NOTE: THE FOLLOWING STORY CONTAINS STRONG AMOUNTS OF EDGE. THIS STORY IS A JOKE AND IT WASN'T MEANT TO OFFEND ANY DUDES, KEEP THAT IN MIND BRAHS!

Pit, Captain Falcon and Mario where having a good fucking time at the dinner table. Everyone was happy, everyones having a good time. "I am having a good time" said Mario to clarify the good time they are having at this moment. Pit stood up to get some juice "we don't drink alcohol here because we can have a good time without it" he said. "Yes! Exactly! Having a good time, no violence or badness here. And im glad for it".

Suddenly the door was flung of its hinges. Loud bad music was heard coming from some headphones, which where revealed to be around a shady characters neck. "Oh god no!" said pit. It was his edgy brother, Dark Pit!

"YO FAGGOTS NICE JUICE PARTY" he yelled. The music became more clear, it was this song: watch?v=YN39bvtMJ3s

"Please Dark Pit were just having a good time please dont rui-"

Dark pit cut his wrists and split blood all over his brother "HAHAHAHA FUCK YOU" he said whilst kicking a cat. Mario started crying "I cant handle the edge!". Dark Pit side B's his head clean off with his big fucking metal arm. "CANT HELP BUT FEEL SORRY FOR YA" he yelled. The edge level was getting out of control. He walked up to captain falcon. He looked him dead in the eye. Falcon shivered and thought "please no" but Dark pit smiled. He picked up Falcons Juice. Falcon had tears in his eyes "NO PLEASE DONT DO IT"

But he did it. Dark pit mixed Falcons orange juice with the black current. Falcon broke down in tears screaming "WHY, FOR WHAT PURPOSE"

Dark then flipped the table over, heavy metal guitar riffs where heard everywhere. Pit went to grab Dark pits shoulder, but was cut on the edge. "NICE TRY" Dark pit edged. Dark Pit took a CD of My Chemical Romance and threw it like a sharp Frisbee, but Pit dodged it. "Your edgy music cant get me D.P!". Dark Pit smiled. "WHAT ABOUT MY EDGY GAMES?". Dark pit held three games up, Postal, Mortal Kombat and Kinect Sports. "Why Kinect sports?" Pit asked. Dark pit replied "its ironic you wouldn't understand pleb". Dark Pit tossed the 3 edgy games, Pit managed to dodge all but one, which cut into his shoulder.
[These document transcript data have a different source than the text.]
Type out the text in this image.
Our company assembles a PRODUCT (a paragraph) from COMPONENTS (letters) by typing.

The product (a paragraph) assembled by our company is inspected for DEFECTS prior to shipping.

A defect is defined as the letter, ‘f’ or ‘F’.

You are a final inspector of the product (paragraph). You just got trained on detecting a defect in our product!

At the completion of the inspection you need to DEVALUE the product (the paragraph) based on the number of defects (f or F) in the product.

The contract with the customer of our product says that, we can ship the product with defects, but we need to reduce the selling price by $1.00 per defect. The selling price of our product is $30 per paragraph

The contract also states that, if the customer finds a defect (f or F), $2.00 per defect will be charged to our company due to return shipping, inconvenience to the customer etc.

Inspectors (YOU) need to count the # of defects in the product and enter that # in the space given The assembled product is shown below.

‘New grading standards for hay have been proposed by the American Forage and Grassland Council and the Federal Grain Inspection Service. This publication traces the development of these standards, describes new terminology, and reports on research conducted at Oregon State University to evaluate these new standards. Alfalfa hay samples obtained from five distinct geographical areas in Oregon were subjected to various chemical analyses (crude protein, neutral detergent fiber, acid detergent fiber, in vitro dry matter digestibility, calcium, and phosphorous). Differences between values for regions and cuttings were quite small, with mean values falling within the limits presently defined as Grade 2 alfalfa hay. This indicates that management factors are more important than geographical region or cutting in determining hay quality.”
Pit grabbed his bleeding shoulder, he realized that nothing could defeat the edge. There was only one thing to do, go even edgier. Pit stood up, and called somebody on his phone. He knew what he must do.

Almost instantly, the wall exploded, a man riding a Black Dragon covered in blood and belts arrived. Dark Pit was shocked. It was Dark Dark Pit.

"NO THATS TO EDGY"

Dark Dark Pit got down from his dragon. "HOW ABOUT YOU KILL YOURSELF YOU USELESS PIECE OF SHIT". Dark Pit was shocked, what an edgy contreversial statement! He wasn't sure if he could handle another one. "GAYS SHOULD BE GASSED". Dark pit was on the ground clutching his heart. The edge was just way to much, it wasnt even relevant edge! It was just an edgy statement for the sake of it! Why would a man be edgy just for the sake of being edgy. Dark Dark Pit spoke his final words. "COLUMBINE WAS COOL"

The edge was to much, Dark Pit exploded. But now Pit realized he had to deal with something even worse: Dark Dark Pit. Luckily, he knew the secret to defeating extremely Edgy foes like Dark Dark Pit. "Hey Dark Dark Pit, somebody said your tumblr was pretty safe for work and tame".

Dark Dark Pit was shocked. Somebody thinks that his tumblr, HIS TUMBLR? filled with death, gore and quotes from serial killers wasn't edgy? How dare they! He would show them!

Dark Dark Pit put on some death grips and ran home. Pit watched him run as he faintly heard guillotine fade away as he ran.